A roundabout but illuminating attempt to define a slippery economic construct.
“Although the market system is roughly familiar to all of us,” writes Lindblom (Economics/Yale Univ.), “not even economists wholly understand it.” That is understandable, given all the things that the market system is, at least in the author’s account: an “extraordinary social process,” a motivator and coordinator of human activity, a peacekeeper and cause of conflict, an ally and enemy of freedom, a destroyer and producer of inequalities.
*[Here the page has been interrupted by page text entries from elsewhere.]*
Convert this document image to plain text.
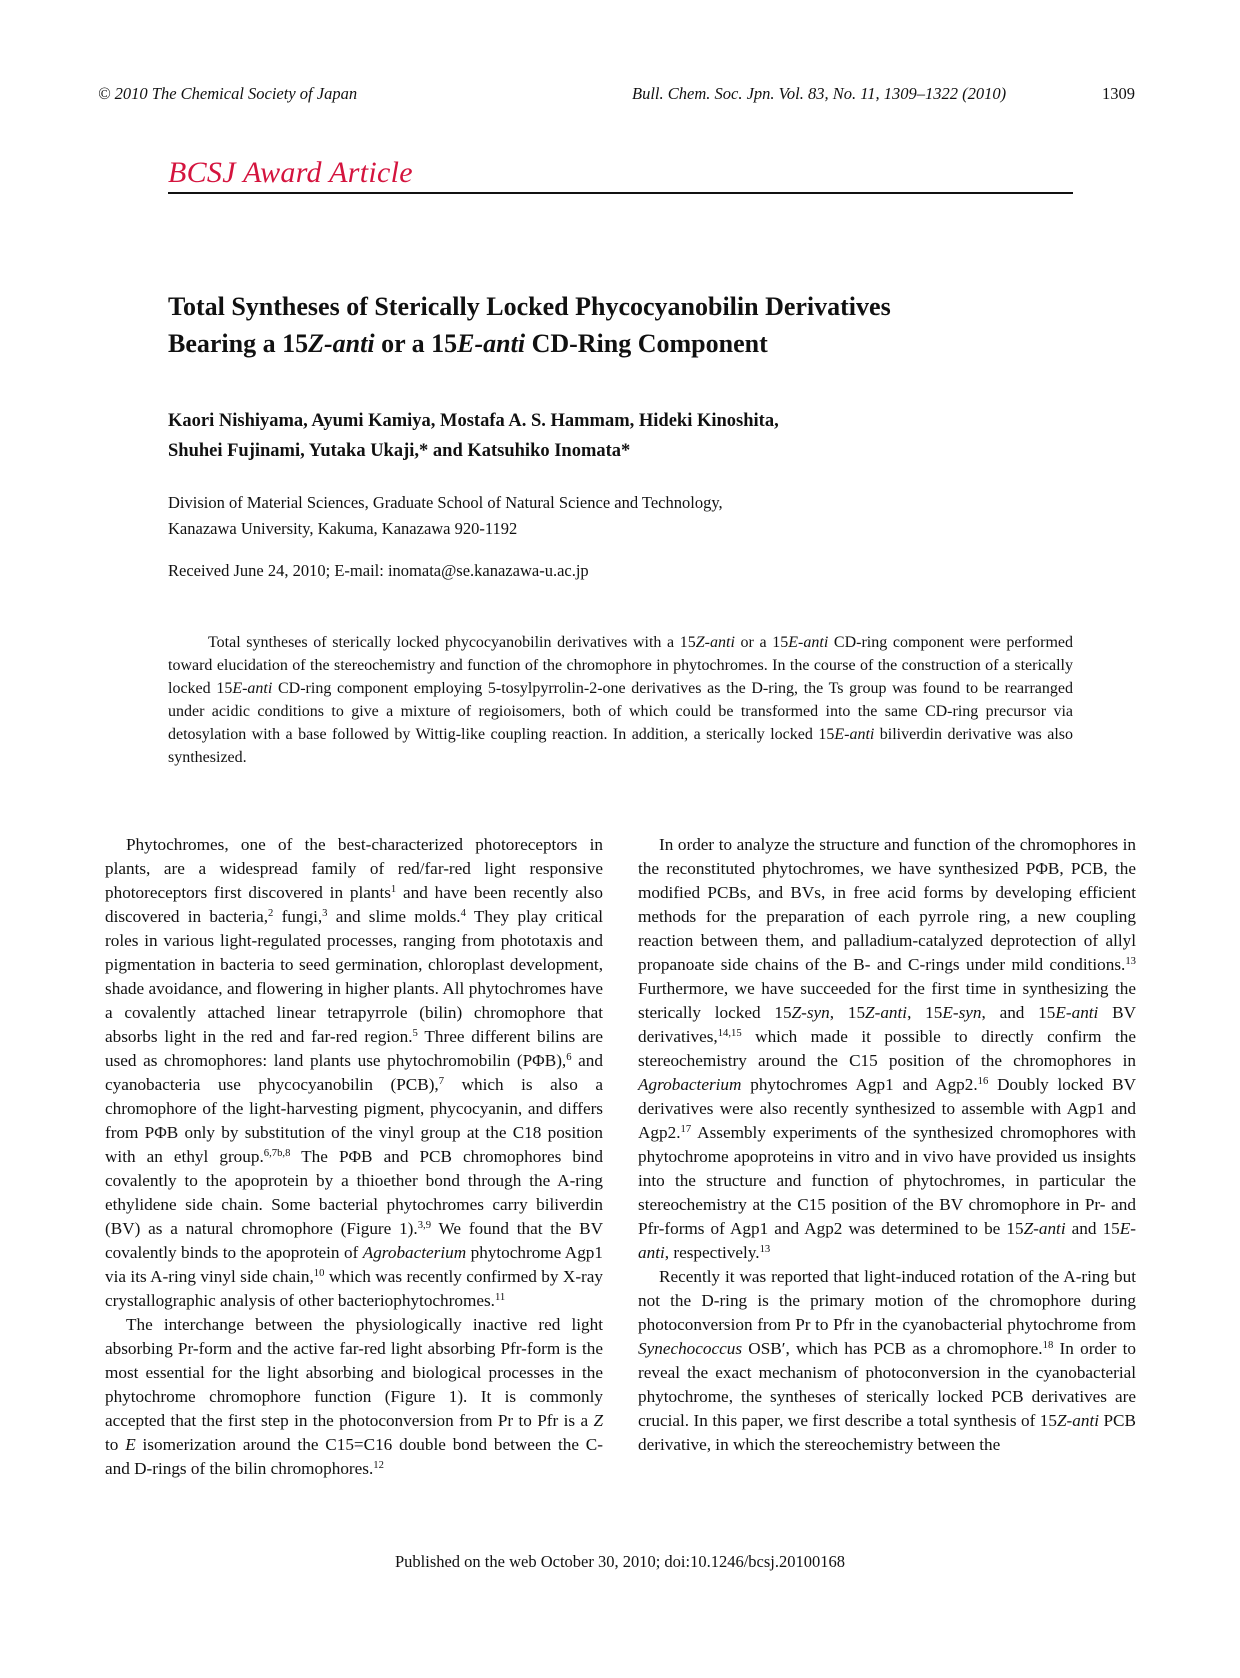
© 2010 The Chemical Society of Japan	Bull. Chem. Soc. Jpn. Vol. 83, No. 11, 1309–1322 (2010)	1309
BCSJ Award Article
Total Syntheses of Sterically Locked Phycocyanobilin Derivatives
Bearing a 15Z-anti or a 15E-anti CD-Ring Component
Kaori Nishiyama, Ayumi Kamiya, Mostafa A. S. Hammam, Hideki Kinoshita,
Shuhei Fujinami, Yutaka Ukaji,* and Katsuhiko Inomata*
Division of Material Sciences, Graduate School of Natural Science and Technology,
Kanazawa University, Kakuma, Kanazawa 920-1192
Received June 24, 2010; E-mail: inomata@se.kanazawa-u.ac.jp
Total syntheses of sterically locked phycocyanobilin derivatives with a 15Z-anti or a 15E-anti CD-ring component were performed toward elucidation of the stereochemistry and function of the chromophore in phytochromes. In the course of the construction of a sterically locked 15E-anti CD-ring component employing 5-tosylpyrrolin-2-one derivatives as the D-ring, the Ts group was found to be rearranged under acidic conditions to give a mixture of regioisomers, both of which could be transformed into the same CD-ring precursor via detosylation with a base followed by Wittig-like coupling reaction. In addition, a sterically locked 15E-anti biliverdin derivative was also synthesized.

Phytochromes, one of the best-characterized photoreceptors in plants, are a widespread family of red/far-red light responsive photoreceptors first discovered in plants$^1$ and have been recently also discovered in bacteria,$^2$ fungi,$^3$ and slime molds.$^4$ They play critical roles in various light-regulated processes, ranging from phototaxis and pigmentation in bacteria to seed germination, chloroplast development, shade avoidance, and flowering in higher plants. All phytochromes have a covalently attached linear tetrapyrrole (bilin) chromophore that absorbs light in the red and far-red region.$^5$ Three different bilins are used as chromophores: land plants use phytochromobilin (PΦB),$^6$ and cyanobacteria use phycocyanobilin (PCB),$^7$ which is also a chromophore of the light-harvesting pigment, phycocyanin, and differs from PΦB only by substitution of the vinyl group at the C18 position with an ethyl group.$^{6,7b,8}$ The PΦB and PCB chromophores bind covalently to the apoprotein by a thioether bond through the A-ring ethylidene side chain. Some bacterial phytochromes carry biliverdin (BV) as a natural chromophore (Figure 1).$^{3,9}$ We found that the BV covalently binds to the apoprotein of Agrobacterium phytochrome Agp1 via its A-ring vinyl side chain,$^{10}$ which was recently confirmed by X-ray crystallographic analysis of other bacteriophytochromes.$^{11}$

The interchange between the physiologically inactive red light absorbing Pr-form and the active far-red light absorbing Pfr-form is the most essential for the light absorbing and biological processes in the phytochrome chromophore function (Figure 1). It is commonly accepted that the first step in the photoconversion from Pr to Pfr is a Z to E isomerization around the C15=C16 double bond between the C- and D-rings of the bilin chromophores.$^{12}$

In order to analyze the structure and function of the chromophores in the reconstituted phytochromes, we have synthesized PΦB, PCB, the modified PCBs, and BVs, in free acid forms by developing efficient methods for the preparation of each pyrrole ring, a new coupling reaction between them, and palladium-catalyzed deprotection of allyl propanoate side chains of the B- and C-rings under mild conditions.$^{13}$ Furthermore, we have succeeded for the first time in synthesizing the sterically locked 15Z-syn, 15Z-anti, 15E-syn, and 15E-anti BV derivatives,$^{14,15}$ which made it possible to directly confirm the stereochemistry around the C15 position of the chromophores in Agrobacterium phytochromes Agp1 and Agp2.16 Doubly locked BV derivatives were also recently synthesized to assemble with Agp1 and Agp2.17 Assembly experiments of the synthesized chromophores with phytochrome apoproteins in vitro and in vivo have provided us insights into the structure and function of phytochromes, in particular the stereochemistry at the C15 position of the BV chromophore in Pr- and Pfr-forms of Agp1 and Agp2 was determined to be 15Z-anti and 15E-anti, respectively.$^{13}$

Recently it was reported that light-induced rotation of the A-ring but not the D-ring is the primary motion of the chromophore during photoconversion from Pr to Pfr in the cyanobacterial phytochrome from Synechococcus OSB′, which has PCB as a chromophore.$^{18}$ In order to reveal the exact mechanism of photoconversion in the cyanobacterial phytochrome, the syntheses of sterically locked PCB derivatives are crucial. In this paper, we first describe a total synthesis of 15Z-anti PCB derivative, in which the stereochemistry between the

Published on the web October 30, 2010; doi:10.1246/bcsj.20100168
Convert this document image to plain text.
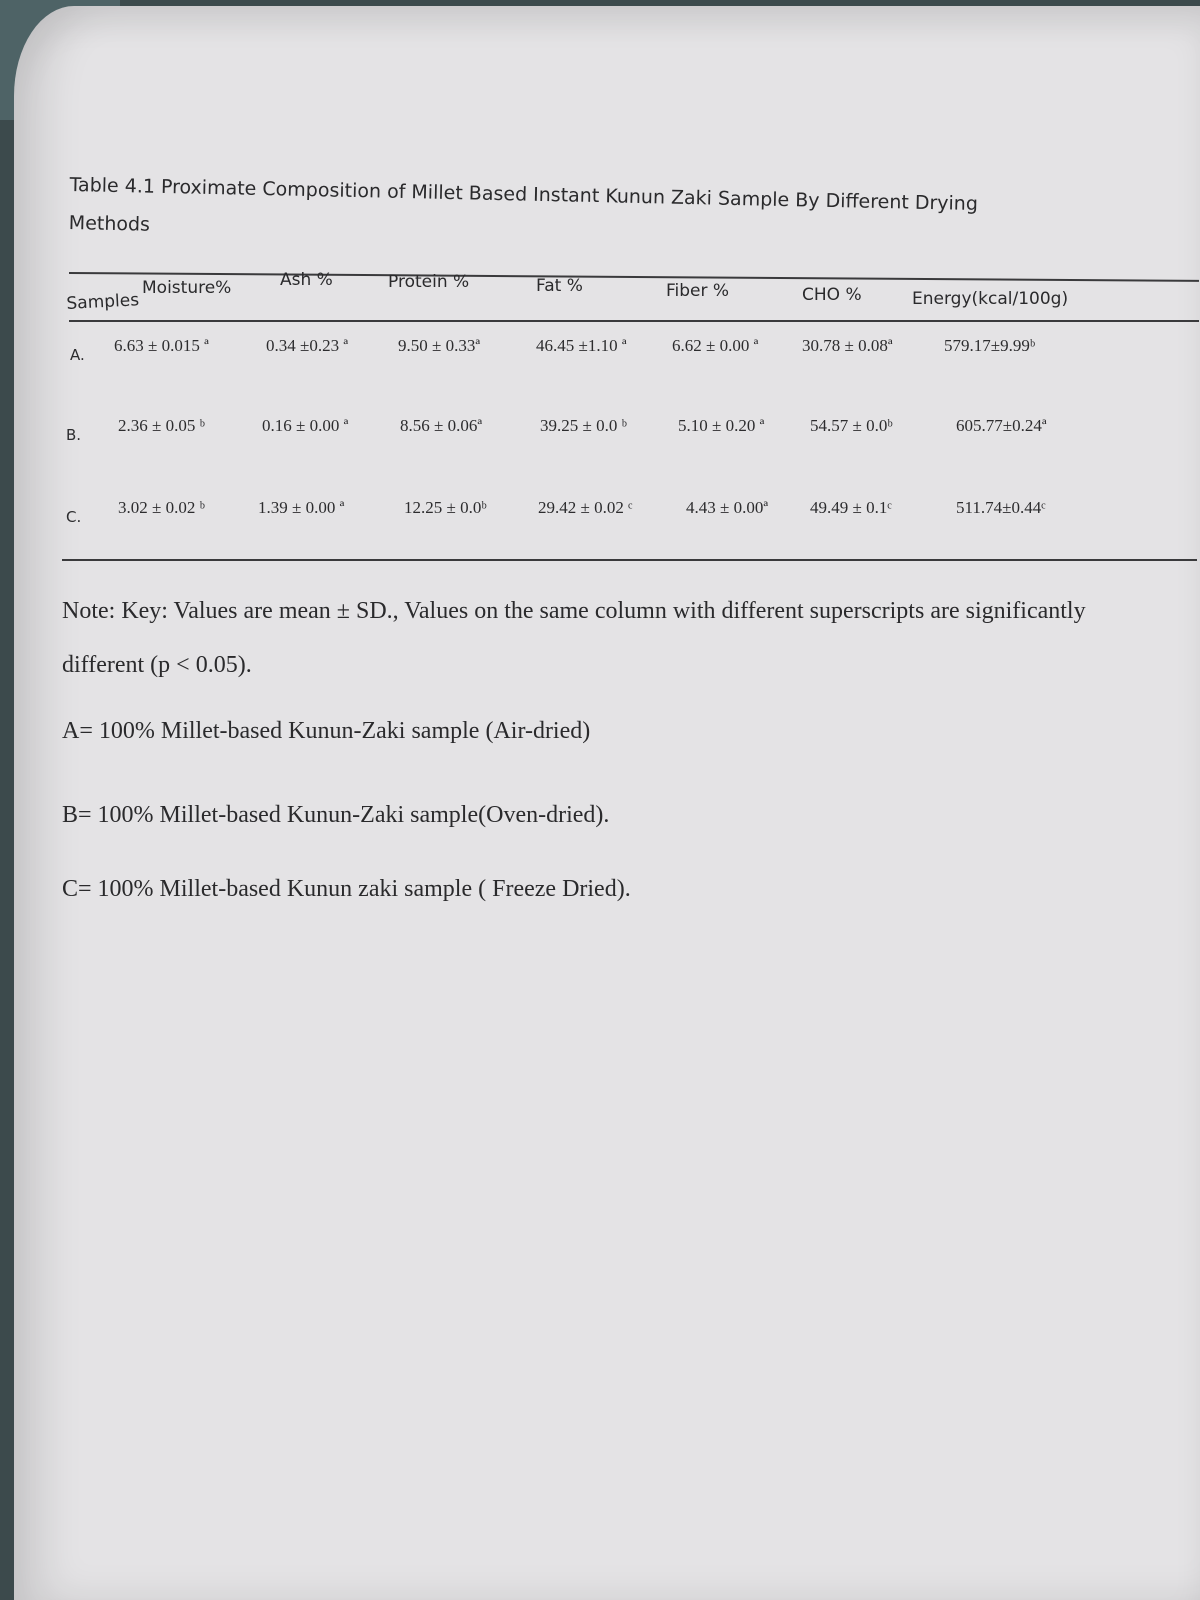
Table 4.1 Proximate Composition of Millet Based Instant Kunun Zaki Sample By Different Drying
Methods
Samples
Moisture%	Ash %	Protein %	Fat %	Fiber %	CHO %	Energy(kcal/100g)
A. 6.63 ± 0.015 ª	0.34 ±0.23 ª	9.50 ± 0.33ª	46.45 ±1.10 ª	6.62 ± 0.00 ª	30.78 ± 0.08ª	579.17±9.99ᵇ
B. 2.36 ± 0.05 ᵇ	0.16 ± 0.00 ª	8.56 ± 0.06ª	39.25 ± 0.0 ᵇ	5.10 ± 0.20 ª	54.57 ± 0.0ᵇ	605.77±0.24ª
C. 3.02 ± 0.02 ᵇ	1.39 ± 0.00 ª	12.25 ± 0.0ᵇ	29.42 ± 0.02 ᶜ	4.43 ± 0.00ª 49.49 ± 0.1ᶜ	511.74±0.44ᶜ
Note: Key: Values are mean ± SD., Values on the same column with different superscripts are significantly different (p < 0.05).
A= 100% Millet-based Kunun-Zaki sample (Air-dried)
B= 100% Millet-based Kunun-Zaki sample(Oven-dried).
C= 100% Millet-based Kunun zaki sample ( Freeze Dried).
Lindblom observes that all existing societies make use of markets, but not all have developed mechanisms whereby the conjunction of buyer and seller takes precedence over any program of state planning; the market system, in his definition, involves the “societywide coordination of human activities not by central command but by mutual interactions in the form of transactions.” His insistence on the supremacy of individuals is not mere libertarian cant; he recognizes that certain market-state hybrids have proved effective, that the state can perform certain needed tasks that the market cannot, and that individuals and corporations are capable of extremely bad faith. But, he adds, at its best the market system is a pattern of cooperative behavior where people somehow overcome naked self-interest to act in ways that yield mutual benefit, and where individuals, by voting with their wallets, have a direct influence on how that behavior is conducted. The leading enemies of that cooperative system are not the statist ideologies of old, Lindblom suggests, but instead “reckless banking and incompetent governmental regulation of financial markets,” which can instantly undo the efforts of millions. But even where relatively unhindered and apparently smoothly functioning market systems prevail, and even where consumer goods are more and more available in an ever more marketized world, he notes that people are declaring themselves to be increasingly less happy—yet another of many puzzles that the market poses.
More readable than most studies of its kind, Lindblom’s overview raises as many questions as it answers—and offers much food for thought.